Papers might deal with the following themes (but are not limited to these):
Influence: comparison of Paris, BnF, latin 1139 with other sources
  • palaeographic questions, both musical and textual; the use of the neumatic characteristics of the manuscript’s notations in other traditions (above all in the Iberian Peninsula);
  • musical and literary features of the repertory;
  • codicological approaches, presentation, layout and decoration of the manuscript in relation to a larger context of manuscripts.
Dissemination: Saint-Martial de Limoges as a musical and artistic centre
  • the position of Saint-Martial with regard to the dissemination of repertories and artistic practices from the Limousin into other regions;
  • the abbey as a creative centre as well as its reception of external material;
  • the circulation and transfer of manuscripts to and from the library of Saint-Martial;
  • the liturgy and communal life of the abbey, as revealed by the musical repertories and the non musical additions in latin 1139.
Circulation: the reception and destiny of repertories notated in Paris, BnF, latin 1139
  • consideration of the dissemination, networks of repertories notated in latin 1139: manuscripts from Norman Sicily, offices of the Circumcision, German manuscripts including the Carmina Burana, Cantatoria from Prague, etc.;
  • relationships between the repertories of latin 1139 and Parisian sources of the twelfth and thirteenth centuries (nova cantica, sequences);
  • consideration of the complex material aspects of the manuscript as testimony to ways of using books and repertories: transformations and re-compositions in response to new needs;
  • exchanges and crossovers between Latin (versus, tropes, epistles, etc.) and vernacular repertories.

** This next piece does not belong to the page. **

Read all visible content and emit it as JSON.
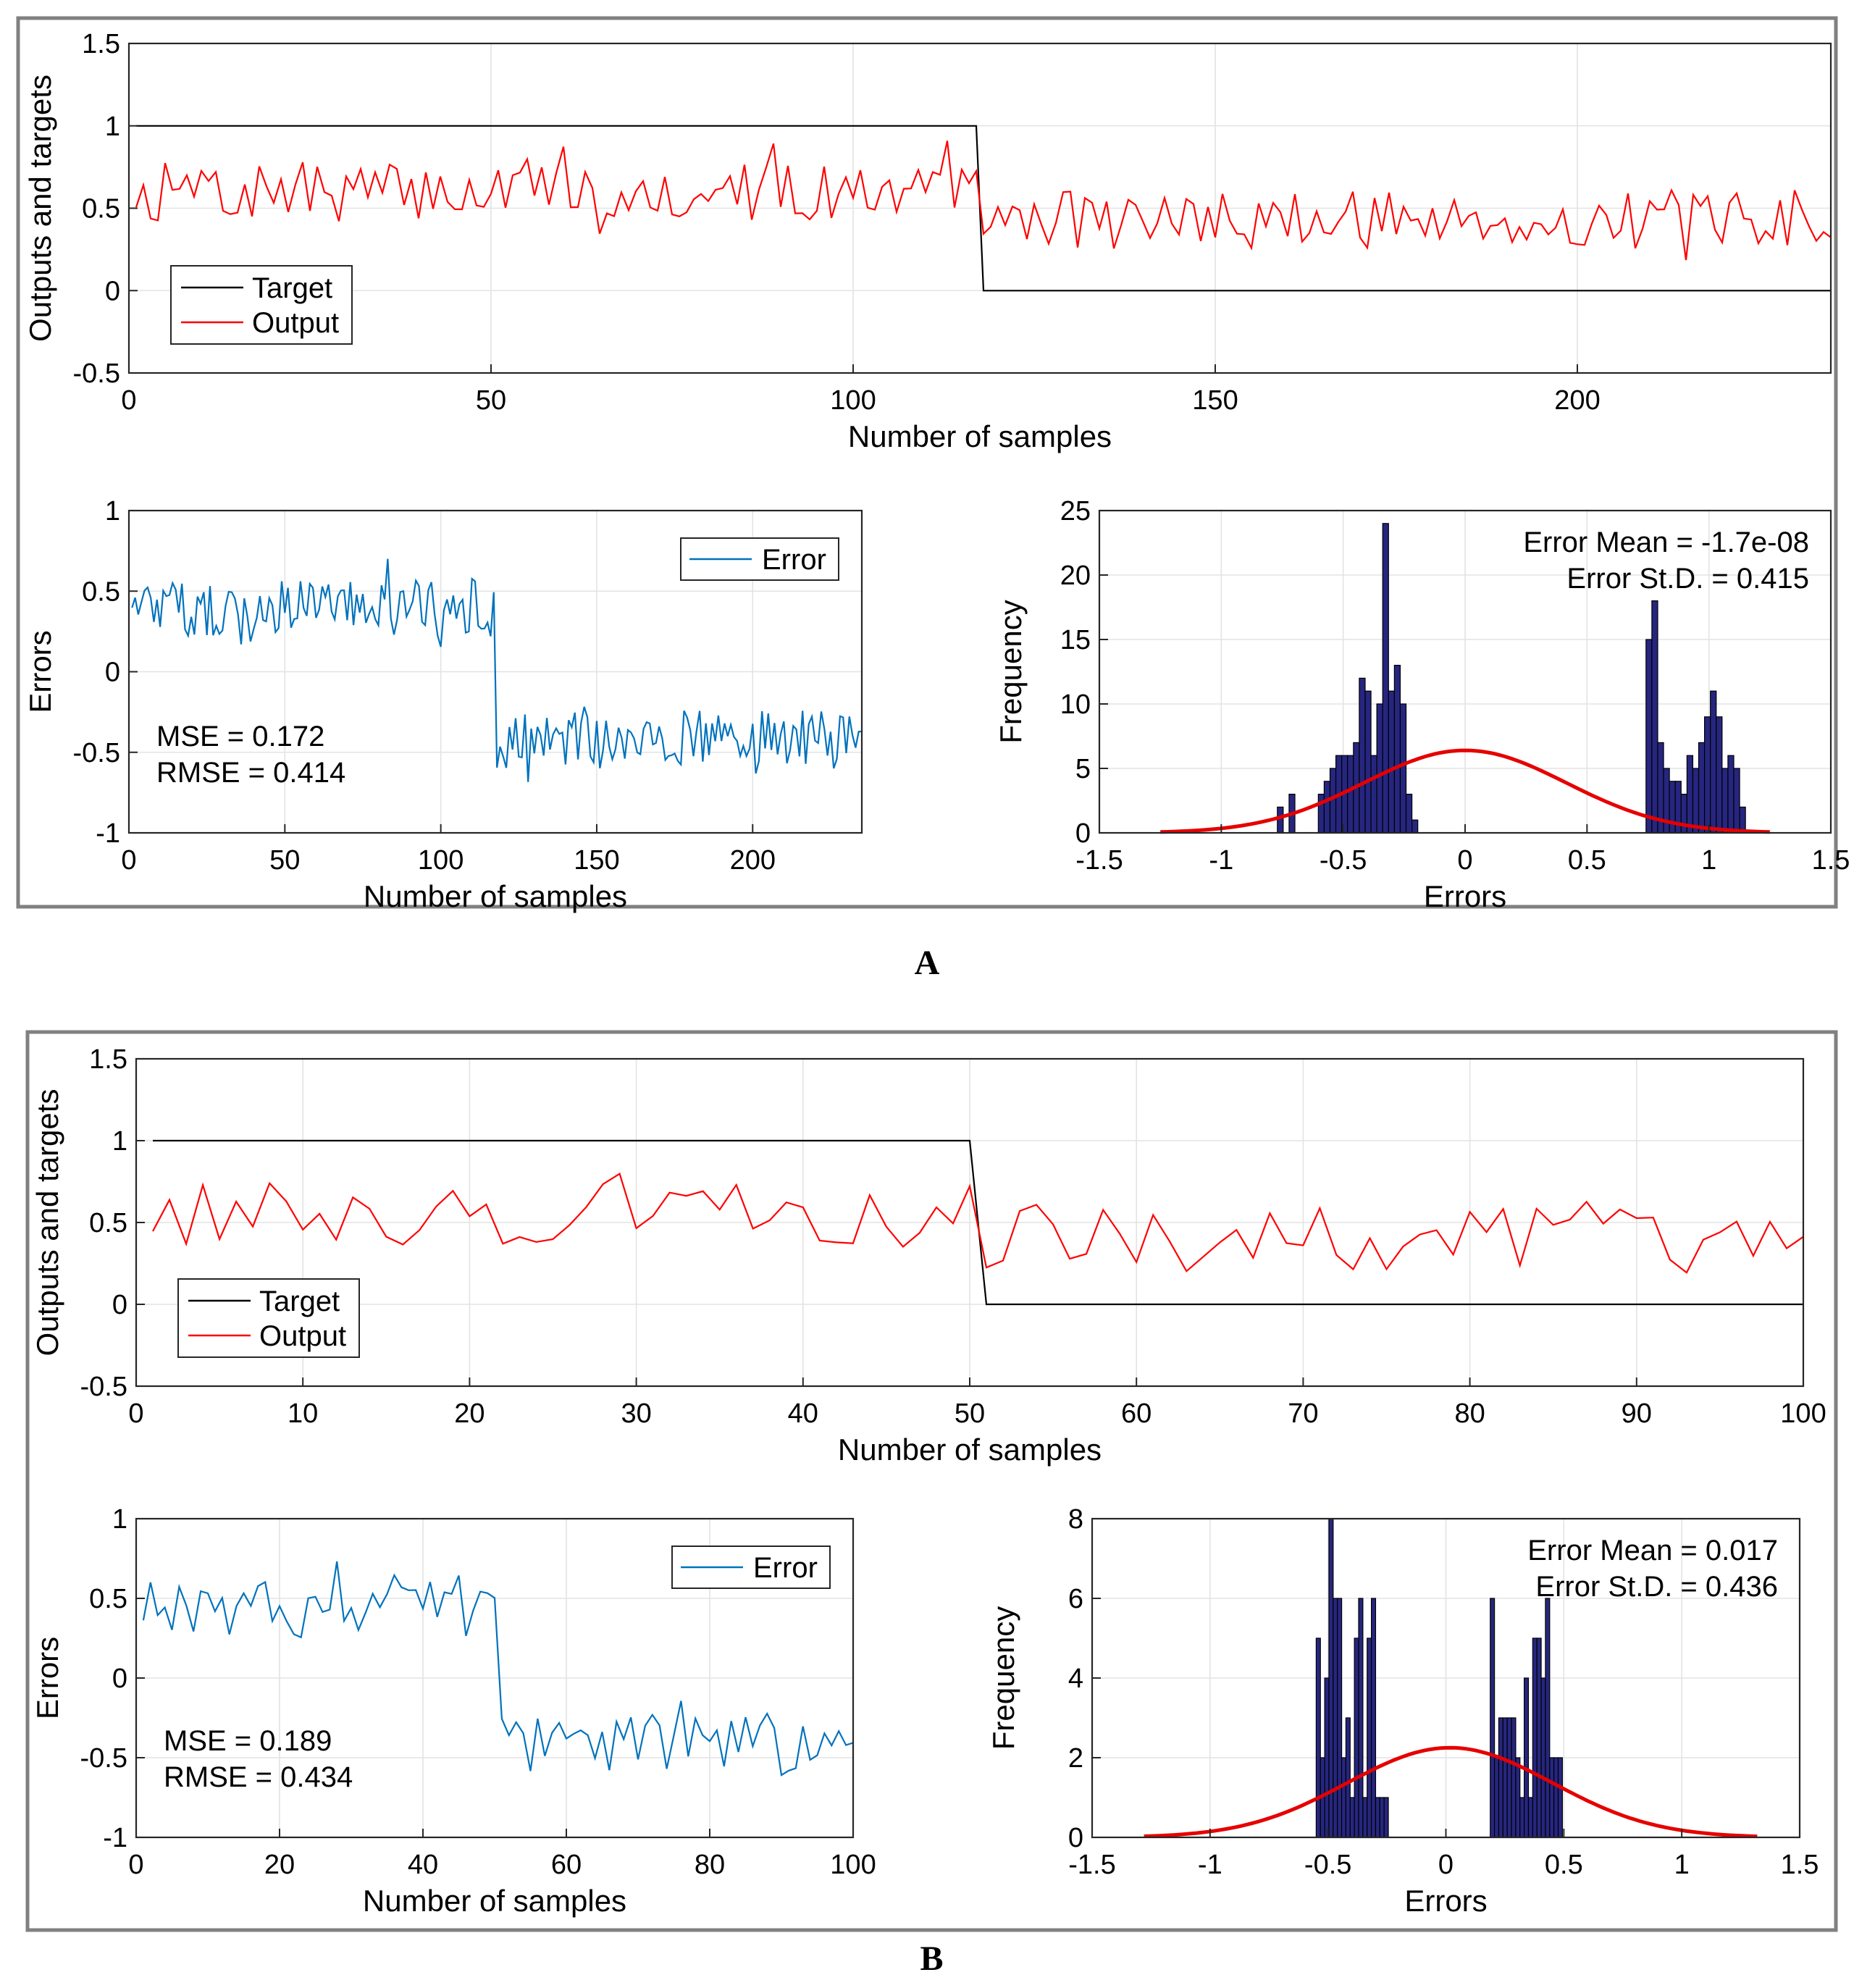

Papers will be published following a peer-review process.

Scientific Committee:

Maria Alessandra Bilotta (IEM-FCSH/NOVA, Lisbonne)

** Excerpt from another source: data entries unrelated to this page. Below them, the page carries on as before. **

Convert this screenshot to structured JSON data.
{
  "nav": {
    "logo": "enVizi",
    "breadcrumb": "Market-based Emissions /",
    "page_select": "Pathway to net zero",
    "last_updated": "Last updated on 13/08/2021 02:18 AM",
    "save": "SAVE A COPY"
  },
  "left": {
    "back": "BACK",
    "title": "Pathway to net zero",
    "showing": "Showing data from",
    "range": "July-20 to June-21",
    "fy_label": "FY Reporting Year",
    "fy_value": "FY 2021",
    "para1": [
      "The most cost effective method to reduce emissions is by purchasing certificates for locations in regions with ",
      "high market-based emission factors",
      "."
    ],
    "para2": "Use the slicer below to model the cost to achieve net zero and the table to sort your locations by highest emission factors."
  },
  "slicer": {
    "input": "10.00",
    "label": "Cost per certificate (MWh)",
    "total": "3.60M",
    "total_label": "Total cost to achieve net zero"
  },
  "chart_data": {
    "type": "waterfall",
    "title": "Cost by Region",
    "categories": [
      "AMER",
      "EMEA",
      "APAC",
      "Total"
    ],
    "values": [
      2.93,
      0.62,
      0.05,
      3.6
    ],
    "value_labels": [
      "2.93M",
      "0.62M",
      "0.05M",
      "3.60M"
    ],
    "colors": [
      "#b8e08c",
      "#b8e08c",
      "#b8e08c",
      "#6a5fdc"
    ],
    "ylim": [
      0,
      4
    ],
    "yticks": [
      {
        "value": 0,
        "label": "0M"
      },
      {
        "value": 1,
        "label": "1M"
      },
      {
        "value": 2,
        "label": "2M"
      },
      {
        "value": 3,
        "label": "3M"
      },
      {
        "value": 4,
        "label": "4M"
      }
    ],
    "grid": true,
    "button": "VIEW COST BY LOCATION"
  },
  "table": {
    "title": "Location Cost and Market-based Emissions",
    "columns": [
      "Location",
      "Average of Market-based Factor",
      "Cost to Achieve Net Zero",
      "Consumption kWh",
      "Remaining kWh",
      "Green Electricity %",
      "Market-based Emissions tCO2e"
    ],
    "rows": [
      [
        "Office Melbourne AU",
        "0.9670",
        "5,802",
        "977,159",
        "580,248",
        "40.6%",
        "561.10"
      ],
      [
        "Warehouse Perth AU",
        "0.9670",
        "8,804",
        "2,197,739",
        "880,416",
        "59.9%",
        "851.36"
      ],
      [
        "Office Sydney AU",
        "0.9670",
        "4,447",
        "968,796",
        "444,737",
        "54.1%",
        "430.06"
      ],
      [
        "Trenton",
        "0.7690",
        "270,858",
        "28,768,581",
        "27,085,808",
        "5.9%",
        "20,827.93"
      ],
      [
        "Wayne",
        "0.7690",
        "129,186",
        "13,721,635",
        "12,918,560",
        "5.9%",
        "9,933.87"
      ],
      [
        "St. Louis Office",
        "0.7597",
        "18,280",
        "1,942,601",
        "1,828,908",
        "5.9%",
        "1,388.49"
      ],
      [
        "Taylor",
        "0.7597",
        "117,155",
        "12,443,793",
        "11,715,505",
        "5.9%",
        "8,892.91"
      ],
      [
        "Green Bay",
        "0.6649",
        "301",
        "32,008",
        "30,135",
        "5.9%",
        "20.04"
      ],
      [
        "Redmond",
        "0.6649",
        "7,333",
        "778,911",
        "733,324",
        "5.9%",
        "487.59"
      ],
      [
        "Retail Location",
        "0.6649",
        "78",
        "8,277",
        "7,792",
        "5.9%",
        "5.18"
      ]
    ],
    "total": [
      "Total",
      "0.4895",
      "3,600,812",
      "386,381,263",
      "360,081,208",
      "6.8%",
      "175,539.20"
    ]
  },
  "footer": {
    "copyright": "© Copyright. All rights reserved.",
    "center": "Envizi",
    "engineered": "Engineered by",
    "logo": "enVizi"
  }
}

Océane Boudeau (CESEM-FCSH/NOVA, Lisbonne ; EPHE/SAPRAT, Paris)

François Bougard (CNRS, IRHT, Paris)

Pascale Bourgain (Centre Mabillon/École nationale des Chartes, Paris)

Christelle Cazaux-Kowalski (FHNW / Musik Akademie Basel, Schola Cantorum Basiliensis)

Christelle Chaillou (CNRS, CESCM, Poitiers)

Marie-Noël Colette (EPHE/SAPRAT, Paris)

Gilbert Dahan (EPHE/LEM, Paris)

Charlotte Denoël (Centre Mabillon/École nationale des Chartes, Paris)

Manuel Pedro Ferreira (CESEM-FCSH/NOVA, Lisbonne)

Andreas Haug (Universität Würzburg)

Katarina Livljanić (Université Paris-Sorbonne, IReMus)

Guy Lobrichon (CIHAM UMR 5648 – Université d’Avignon et des Pays de Vaucluse)

Christian Meyer (CNRS, CESR, Tours)

Susan Rankin (University of Cambridge)

Anne-Zoé Rillon-Marne (UCO, Angers ; CESCM, Poitiers)

Organisation Committee:

Océane Boudeau (CESEM-FCSH/NOVA, Lisbon ; EPHE/SAPRAT, Paris)

Anne-Zoé Rillon-Marne (UCO, Angers ; CESCM, Poitiers)

The conference will take place on 19-21 March 2019 in the Bibliothèque nationale de France (58, rue de Richelieu, 75002 Paris), the Institut de Recherche et d’Histoire des Textes (40, avenue d’Iéna, 75116 Paris), and the Fondation Calouste Gulbenkian – Délégation en France (39, bd de La Tour-Maubourg, 75007 Paris).

Deadlines:
  • Proposals for papers (title and abstract: c. 300 words) to info@colloque1139 : 31 May 2018
  • Response fram the Scientific Committee: 30 June 2018
  • Conference: 19-21 March 2019
  • Finished texts of papers for peer-review and publication: 30 September 2019

Lunch will be offered to speakers. Bursaries for travel and accommodation will be considered case by case, depending on the funding sources for the conference.